Par CHRIS HAIES*
L'attaque d'Israël est la dernière mesure désespérée d'un projet colonial qui pense bêtement et avec arrogance pouvoir écraser la résistance d'une population indigène par un génocide.
Après une trêve de sept jours, le ciel de Gaza est rempli de projectiles de mort. Avions de guerre. Hélicoptères d'attaque. Des drones. Canons et chars-bombes. Grenades. Missiles. Gaza est une cacophonie d’explosions et d’appels à l’aide sous les bâtiments effondrés. Les tentacules de la peur avancent une fois de plus sur les cœurs du camp de concentration de Gaza.
Rien que vendredi soir dernier, 184 Palestiniens – dont trois journalistes et deux médecins – ont été tués par des frappes aériennes israéliennes dans le nord, le sud et le centre de Gaza, et au moins 589 ont été blessés, selon le ministère de la Santé, dont une majorité de femmes et d'enfants.
Israël ne se laissera pas dissuader. Il prévoit d’achever le travail, de détruire ce qui reste au nord de Gaza et de décimer ce qui reste au sud. Rendre Gaza inhabitable. Voir ses 2,3 millions d'habitants expulsés dans une campagne massive de nettoyage ethnique par la famine, la terreur, les massacres et les maladies infectieuses. Les convois humanitaires, qui transportaient des quantités symboliques de nourriture et de médicaments – le premier lot était constitué de linceuls et de tests de dépistage du coronavirus, selon le directeur de l’hôpital al-Najjar – ont été arrêtés. Personne, surtout le président Joe Biden, n’envisage d’intervenir pour mettre fin au génocide.
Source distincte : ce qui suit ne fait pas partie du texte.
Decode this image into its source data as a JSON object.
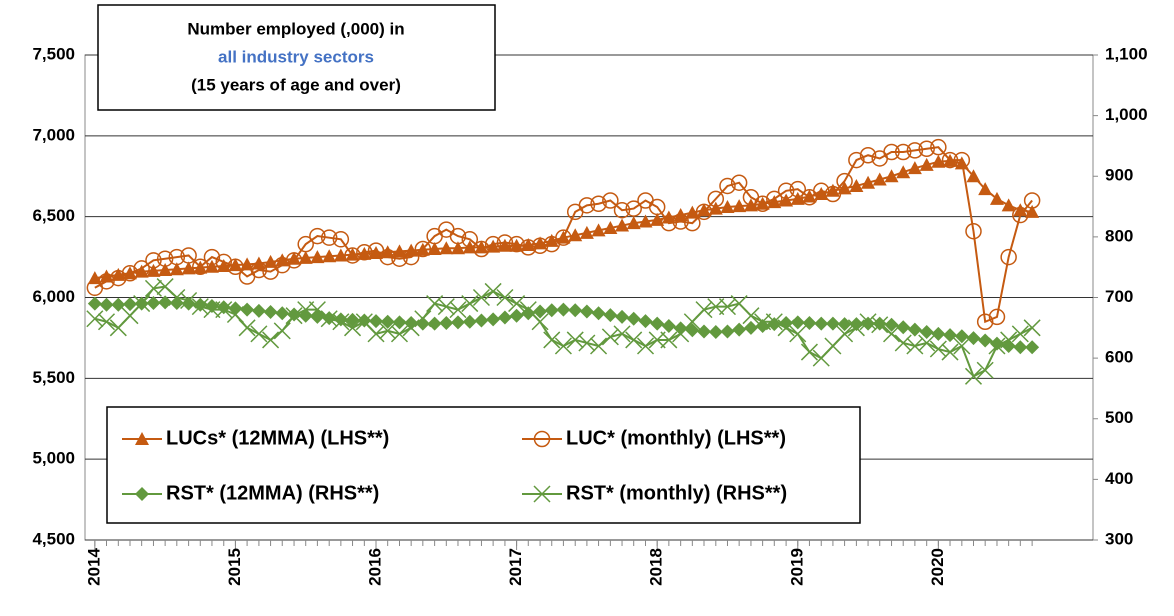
{
  "chart_data": {
    "type": "line",
    "title": "Number employed (,000) in",
    "title_highlight": "all industry sectors",
    "subtitle": "(15 years of age and over)",
    "x": [
      2014,
      2014.083,
      2014.167,
      2014.25,
      2014.333,
      2014.417,
      2014.5,
      2014.583,
      2014.667,
      2014.75,
      2014.833,
      2014.917,
      2015,
      2015.083,
      2015.167,
      2015.25,
      2015.333,
      2015.417,
      2015.5,
      2015.583,
      2015.667,
      2015.75,
      2015.833,
      2015.917,
      2016,
      2016.083,
      2016.167,
      2016.25,
      2016.333,
      2016.417,
      2016.5,
      2016.583,
      2016.667,
      2016.75,
      2016.833,
      2016.917,
      2017,
      2017.083,
      2017.167,
      2017.25,
      2017.333,
      2017.417,
      2017.5,
      2017.583,
      2017.667,
      2017.75,
      2017.833,
      2017.917,
      2018,
      2018.083,
      2018.167,
      2018.25,
      2018.333,
      2018.417,
      2018.5,
      2018.583,
      2018.667,
      2018.75,
      2018.833,
      2018.917,
      2019,
      2019.083,
      2019.167,
      2019.25,
      2019.333,
      2019.417,
      2019.5,
      2019.583,
      2019.667,
      2019.75,
      2019.833,
      2019.917,
      2020,
      2020.083,
      2020.167,
      2020.25,
      2020.333,
      2020.417,
      2020.5,
      2020.583,
      2020.667
    ],
    "xlim": [
      2013.93,
      2021.1
    ],
    "xticks": [
      2014,
      2015,
      2016,
      2017,
      2018,
      2019,
      2020
    ],
    "ylim": [
      4500,
      7500
    ],
    "yticks": [
      {
        "value": 4500,
        "label": "4,500"
      },
      {
        "value": 5000,
        "label": "5,000"
      },
      {
        "value": 5500,
        "label": "5,500"
      },
      {
        "value": 6000,
        "label": "6,000"
      },
      {
        "value": 6500,
        "label": "6,500"
      },
      {
        "value": 7000,
        "label": "7,000"
      },
      {
        "value": 7500,
        "label": "7,500"
      }
    ],
    "y2lim": [
      300,
      1100
    ],
    "y2ticks": [
      300,
      400,
      500,
      600,
      700,
      800,
      900,
      {
        "value": 1000,
        "label": "1,000"
      },
      {
        "value": 1100,
        "label": "1,100"
      }
    ],
    "grid": true,
    "legend": "lower left",
    "series": [
      {
        "name": "LUCs* (12MMA) (LHS**)",
        "color": "#c55a11",
        "marker": "triangle",
        "axis": "y",
        "values": [
          6120,
          6130,
          6140,
          6150,
          6160,
          6165,
          6170,
          6175,
          6180,
          6185,
          6190,
          6195,
          6200,
          6205,
          6210,
          6220,
          6230,
          6240,
          6245,
          6250,
          6255,
          6260,
          6265,
          6270,
          6275,
          6280,
          6285,
          6290,
          6295,
          6300,
          6305,
          6305,
          6310,
          6310,
          6315,
          6320,
          6320,
          6325,
          6335,
          6350,
          6370,
          6385,
          6400,
          6415,
          6430,
          6445,
          6460,
          6470,
          6480,
          6495,
          6510,
          6525,
          6540,
          6550,
          6560,
          6565,
          6570,
          6580,
          6590,
          6600,
          6610,
          6625,
          6640,
          6660,
          6675,
          6690,
          6710,
          6730,
          6750,
          6775,
          6800,
          6820,
          6840,
          6845,
          6830,
          6750,
          6670,
          6610,
          6570,
          6540,
          6530
        ]
      },
      {
        "name": "LUC* (monthly) (LHS**)",
        "color": "#c55a11",
        "marker": "circle",
        "axis": "y",
        "values": [
          6060,
          6100,
          6120,
          6150,
          6180,
          6230,
          6240,
          6250,
          6260,
          6190,
          6250,
          6220,
          6190,
          6130,
          6170,
          6160,
          6200,
          6230,
          6330,
          6380,
          6370,
          6360,
          6260,
          6280,
          6290,
          6250,
          6240,
          6250,
          6300,
          6380,
          6420,
          6380,
          6360,
          6300,
          6330,
          6340,
          6330,
          6310,
          6320,
          6330,
          6370,
          6530,
          6570,
          6580,
          6600,
          6540,
          6550,
          6600,
          6560,
          6460,
          6470,
          6460,
          6530,
          6610,
          6690,
          6710,
          6620,
          6580,
          6610,
          6660,
          6670,
          6620,
          6660,
          6640,
          6720,
          6850,
          6880,
          6860,
          6900,
          6900,
          6910,
          6920,
          6930,
          6850,
          6850,
          6410,
          5850,
          5880,
          6250,
          6510,
          6600
        ]
      },
      {
        "name": "RST* (12MMA) (RHS**)",
        "color": "#62993e",
        "marker": "diamond",
        "axis": "y2",
        "values": [
          690,
          688,
          688,
          689,
          690,
          691,
          692,
          691,
          690,
          688,
          686,
          684,
          682,
          680,
          678,
          676,
          674,
          672,
          670,
          668,
          666,
          664,
          663,
          662,
          661,
          660,
          659,
          658,
          657,
          657,
          658,
          659,
          660,
          662,
          664,
          667,
          670,
          674,
          677,
          679,
          680,
          679,
          677,
          674,
          671,
          668,
          665,
          661,
          657,
          653,
          649,
          646,
          644,
          643,
          644,
          647,
          650,
          653,
          656,
          658,
          659,
          658,
          657,
          657,
          656,
          656,
          657,
          657,
          655,
          651,
          647,
          643,
          640,
          638,
          636,
          633,
          629,
          624,
          620,
          618,
          618
        ]
      },
      {
        "name": "RST* (monthly) (RHS**)",
        "color": "#62993e",
        "marker": "cross",
        "axis": "y2",
        "values": [
          665,
          660,
          650,
          670,
          690,
          715,
          718,
          700,
          695,
          685,
          680,
          680,
          672,
          650,
          640,
          630,
          645,
          670,
          680,
          680,
          665,
          660,
          650,
          660,
          640,
          645,
          640,
          650,
          665,
          690,
          685,
          680,
          690,
          700,
          710,
          700,
          690,
          680,
          660,
          630,
          620,
          630,
          625,
          620,
          635,
          640,
          630,
          620,
          630,
          630,
          640,
          660,
          680,
          685,
          685,
          690,
          670,
          660,
          660,
          650,
          640,
          610,
          600,
          620,
          640,
          650,
          660,
          655,
          640,
          625,
          620,
          625,
          615,
          610,
          620,
          570,
          580,
          620,
          630,
          640,
          650
        ]
      }
    ]
  }
}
Le secrétaire d’État Antony Blinken s’est rendu en Israël la semaine dernière et, en appelant Tel Aviv à protéger les civils, a refusé de poser des conditions qui mettraient fin aux 3,8 milliards de dollars que le pays reçoit des États-Unis en aide militaire annuelle, ou au paquet supplémentaire de 14,3 milliards de dollars. Le monde regardera passivement, marmonnant des platitudes inutiles sur de nouvelles frappes chirurgicales, alors qu’Israël fera tourner sa roulette de la mort.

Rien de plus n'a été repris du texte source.